Dom Amaury Castanho - O Fim

Parecia apenas mais uma daquelas crises de diverticulite, que ficavam cada vez mais freqüentes nos últimos anos. Era um problema antigo, para o qual Dom Amaury já tinha seu tratamento habitual. Entretanto, dessa vez a coisa era mais séria. Um exame mais detalhado detectou um tumor do tamanho de uma laranja bloqueando seu intestino.

Submetido a uma cirurgia de três horas para extirpar o câncer, restava a esperança de que o mesmo não houvesse se espalhado por outros órgãos. Infelizmente, não foi o que novos exames revelaram. O jeito foi partir para a quimioterapia, tentando a regressão do quadro. Foram dois meses de tratamento quimioterápico, que por um certo momento fizeram o câncer estacionar. Porém, o grande mal dessa doença é que ela não pára nunca. A cada dia, ficava mais difícil acreditar numa plena recuperação.

Com o agravamento do câncer, ia ficando mais evidente o estado debilitado da saúde de Dom Amaury. Ele emagreceu e ficou com o ventre muito inchado. Mal dormia de noite, levantando sofridamente várias vezes para ir ao banheiro. As febres eram constantes ao cair da tarde. Sua bronquite atacava com mais freqüência. A voz, antes firme, foi ficando enfraquecida. Os passos vagarosos, por causa da idade e da labirintite, tornaram-se mais cambaleantes ainda.

Chegou um momento em que ambos não conseguíamos nos enganar.
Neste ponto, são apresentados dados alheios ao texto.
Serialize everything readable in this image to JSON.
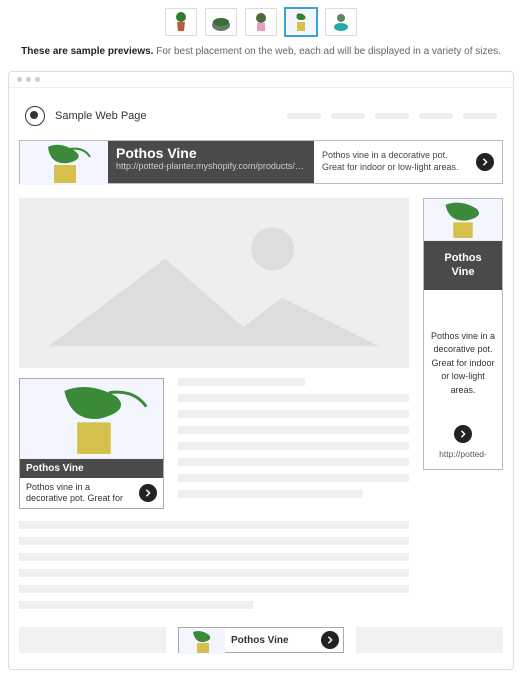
{
  "thumbnails": [
    {
      "name": "pothos-pot",
      "selected": false
    },
    {
      "name": "terrarium-bowl",
      "selected": false
    },
    {
      "name": "pink-plant",
      "selected": false
    },
    {
      "name": "pothos-vine",
      "selected": true
    },
    {
      "name": "succulent-teal",
      "selected": false
    }
  ],
  "note": {
    "strong": "These are sample previews.",
    "rest": " For best placement on the web, each ad will be displayed in a variety of sizes."
  },
  "page": {
    "title": "Sample Web Page"
  },
  "ad": {
    "title": "Pothos Vine",
    "url_long": "http://potted-planter.myshopify.com/products/pot",
    "url_short": "http://potted-",
    "desc": "Pothos vine in a decorative pot. Great for indoor or low-light areas."
  }
}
Como se estivéssemos lendo o pensamento um do outro, finalmente abordamos a questão da morte. Emocionado, Dom Amaury me disse que sabia estar indo ao encontro de Deus. O que fazer até lá? Entregar os pontos, vencidos pela triste realidade? Jamais: “Estamos nas mãos de Deus, filho... Vamos continuar firmes até o fim!”. Nossa despedida aconteceu aos poucos, a cada encontro, a cada visita. Qualquer palavra, tarefa ou telefonema poderiam ser os últimos.

Dom Amaury cumpriu ao extremo essa orientação que me deu. Foi um teimoso e valente guerreiro, tentando retardar a morte o quanto pôde. No dia de sua cirurgia, ainda em setembro do ano passado, fui visitá-lo no hospital. Tirou de baixo do travesseiro um maço de folhas escritas à mão. Era um de seus artigos semanais para eu digitar, devidamente ditado ao seminarista que o acompanhava durante a internação. Fiquei estupefato: nem numa situação dessas ele parava de trabalhar!

A última tarefa que me deu foi distribuir o “Diário de Um Bispo Emérito” em algumas livrarias de Itu e Jundiaí. Passou-me essa incumbência quinze dias antes de falecer. Já sem poder andar, necessitando de cadeira-de-rodas e finalmente aceitando a ajuda de um enfermeiro, não deixou de conversar sobre as novidades e até mesmo fazer umas piadinhas. Dom Amaury sabia que a morte se aproximava, mas nunca deixou de viver a vida intensamente. Parecia estar fazendo de conta que tinha uma simples gripe, para não se abater e poder consolar os que o iam visitar.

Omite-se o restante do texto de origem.